AlphaGo taught itself how to win, but without humans it would have run out of time

THE GUARDIAN

text

AlphaGo, the board-game-playing AI from Google’s DeepMind subsidiary, is one of the most famous examples of deep learning – machine learning using neural networks – to date. So it may be surprising to learn that some of the code that led to the machine’s victory was created by good old-fashioned humans.

The software, whichbeat Korean Go Champion Lee Sedol 4–1 in March,taught itself to play the ancient Asian gameby running millions of simulations against itself.

AlphaGo is one of two neural networks, taught by a mixture of supervised learning (studying previous games played by humans) and reinforcement learning (playing against itself and learning from its mistakes). But some things, it turns out, just can’t be taught.

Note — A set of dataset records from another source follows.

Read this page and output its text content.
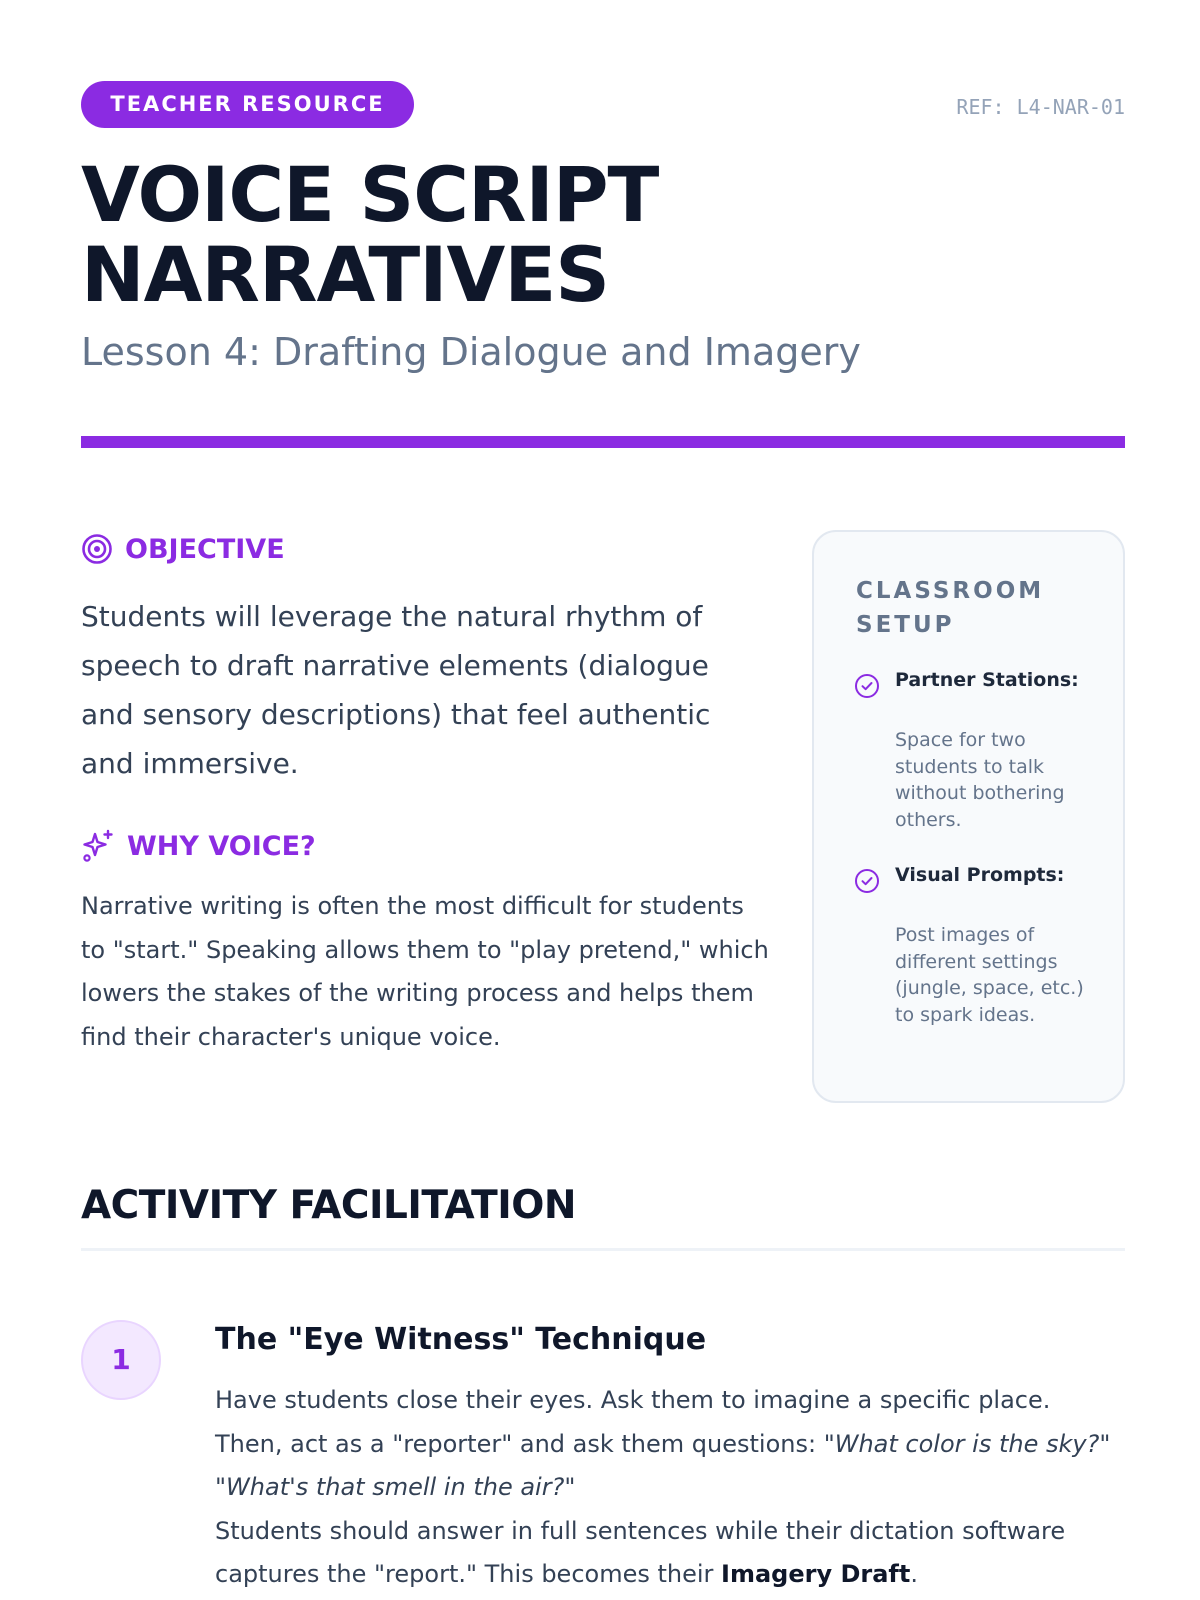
TEACHER RESOURCE	REF: L4-NAR-01
VOICE SCRIPT
NARRATIVES
Lesson 4: Drafting Dialogue and Imagery
OBJECTIVE

Students will leverage the natural rhythm of speech to draft narrative elements (dialogue and sensory descriptions) that feel authentic and immersive.

WHY VOICE?

Narrative writing is often the most difficult for students to "start." Speaking allows them to "play pretend," which lowers the stakes of the writing process and helps them find their character's unique voice.

CLASSROOM SETUP
Partner Stations:

Space for two students to talk without bothering others.

Visual Prompts:

Post images of different settings (jungle, space, etc.) to spark ideas.

ACTIVITY FACILITATION
1
The "Eye Witness" Technique
Have students close their eyes. Ask them to imagine a specific place. Then, act as a "reporter" and ask them questions: "What color is the sky?" "What's that smell in the air?"
Students should answer in full sentences while their dictation software captures the "report." This becomes their Imagery Draft.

According to Thore Graepel, research lead at DeepMind, AlphaGo’s finished system was very good at working out what areas of the board to focus its thinking on, but not so good at working out when to stop thinking and actually play a move.

That’s a problem, because most competitive Go matches use a complex timing system: in the match played against Lee, for example, each player had a total of two hours to make all their moves, and three minute-long refreshing buffers, called “byo-yomi”, that they could play into once the two hours were up. Don’t use the whole of one byo-yomi, and you can use it again next turn. Run it out, and you lose it forever. Run out all three, and you lose on time.

“There’s this meta-game that’s being played,” explained Graepel. “Humans do quite sophisticated time management. They think much longer about difficult situations, and then play more reactively and quicker in other situations, and we tried to do this a little bit as well.

“Time is an important resource: the longer we can think about a move, the better the move will generally be, but there’s limited time. So we had some methods in place where, if we knew that by thinking more the algorithm wouldn’t change its decision any more, no matter what came out of that additional thinking time it wouldn’t change any more, we can determine that.”

Rather than building the timing rules in to AlphaGo’s understanding of the game, however, the team instead bolted it on as an extra constraint. And unlike the core engine, the timing algorithm was ultimately generated by hand.

It was still perfected algorithmically, though. “We optimised it through our evaluation system,’ Graepel said. “So we had different curves that we were comparing. You know, use less time at the beginning and more time and more later, or use more time at the beginning and less later … we tested which one played the best.”

So don’t worry too much about machines taking your job. There’s always something for you to do – even if that’s just manning the stopwatch.